The group observes a range of international days, covering topics such as Environment, Health, Happiness, Women, Children, Arts, Food, Culture, etc. Their screening locations vary from community parks to universities, theatres to cultural venues, labour camps and more.
Loco'motion is currently planning their fifth season of community screenings that will take place between October and May and their objective is to foster a sense of community amongst residents through meaningful and inspiring content.
"When I was a young observer, I realised the potential of cinema and how its magic influenced us. Unfortunately, mainstream cinema was and still is predominantly focused on violence and entertainment. When I returned to the UAE in 2013, I felt it was time to share, inspire and roll on to more meaningful pastures," Punjabi adds.
Kazim shares that when she first started, she was unsure if a bustling city like Dubai would be interested in slow-paced films. She recalls being refreshingly surprised with the turnout, for which she credits the diversity of the city.
"Dubai has the ability to transport us to other countries without ever leaving it thanks to the different cultures here. The city is so diverse that people come here with their different cinematic histories and traditions and everybody brings their experiences to the table. Sometimes even if we get one person who shows up, it's worth it to run the show because that one person will eventually become four and the audience will grow. It requires a lot of tenacity," she says.

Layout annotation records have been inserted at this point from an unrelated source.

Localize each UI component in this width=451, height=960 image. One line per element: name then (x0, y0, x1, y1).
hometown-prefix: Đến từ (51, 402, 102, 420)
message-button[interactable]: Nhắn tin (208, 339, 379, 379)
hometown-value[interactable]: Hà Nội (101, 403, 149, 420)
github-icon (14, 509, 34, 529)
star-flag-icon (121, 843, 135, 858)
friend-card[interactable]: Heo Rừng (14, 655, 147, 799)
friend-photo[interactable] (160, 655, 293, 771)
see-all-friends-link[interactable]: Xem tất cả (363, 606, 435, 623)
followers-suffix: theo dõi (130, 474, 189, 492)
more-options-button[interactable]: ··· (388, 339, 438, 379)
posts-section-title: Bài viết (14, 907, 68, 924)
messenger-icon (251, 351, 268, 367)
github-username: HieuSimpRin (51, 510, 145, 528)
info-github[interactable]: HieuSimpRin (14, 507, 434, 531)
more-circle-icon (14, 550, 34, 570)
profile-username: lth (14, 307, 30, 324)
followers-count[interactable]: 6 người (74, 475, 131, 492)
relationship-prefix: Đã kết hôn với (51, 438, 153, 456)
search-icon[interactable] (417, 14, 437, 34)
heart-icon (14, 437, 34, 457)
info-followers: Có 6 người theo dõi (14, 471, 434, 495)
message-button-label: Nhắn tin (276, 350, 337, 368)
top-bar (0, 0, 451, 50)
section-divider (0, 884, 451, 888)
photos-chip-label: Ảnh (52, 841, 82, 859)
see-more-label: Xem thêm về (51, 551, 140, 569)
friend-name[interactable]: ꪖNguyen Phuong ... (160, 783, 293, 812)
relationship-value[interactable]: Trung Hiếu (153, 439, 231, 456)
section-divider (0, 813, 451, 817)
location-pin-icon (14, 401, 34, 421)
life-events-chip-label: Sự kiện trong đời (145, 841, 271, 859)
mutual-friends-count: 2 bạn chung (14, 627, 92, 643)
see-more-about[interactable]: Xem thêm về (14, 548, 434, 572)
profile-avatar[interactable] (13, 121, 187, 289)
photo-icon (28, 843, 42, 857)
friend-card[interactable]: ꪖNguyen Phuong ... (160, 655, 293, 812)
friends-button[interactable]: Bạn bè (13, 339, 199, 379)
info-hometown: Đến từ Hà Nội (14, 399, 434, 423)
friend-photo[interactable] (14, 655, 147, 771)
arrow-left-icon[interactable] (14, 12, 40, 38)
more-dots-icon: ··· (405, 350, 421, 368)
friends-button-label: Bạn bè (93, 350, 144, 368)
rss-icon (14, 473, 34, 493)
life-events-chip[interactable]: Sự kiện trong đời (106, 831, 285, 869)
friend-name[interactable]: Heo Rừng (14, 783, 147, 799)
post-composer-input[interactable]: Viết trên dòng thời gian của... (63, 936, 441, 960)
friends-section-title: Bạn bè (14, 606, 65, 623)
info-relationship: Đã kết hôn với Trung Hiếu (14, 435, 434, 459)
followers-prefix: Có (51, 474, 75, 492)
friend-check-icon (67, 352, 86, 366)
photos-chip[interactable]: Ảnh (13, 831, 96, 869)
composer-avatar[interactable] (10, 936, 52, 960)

When asked about her future plans for Cinema Akil, Kazim says, "Ultimately, we want to have a permanent home for (this kind of) cinema and for people to have access to it any day of the week. But we also believe in being on the road and going to different communities, to use film as a language and tell a particular story. It has been a long and exciting journey. We have an exciting programme coming up from mid-July to the end of September and it will surely be a packed summer."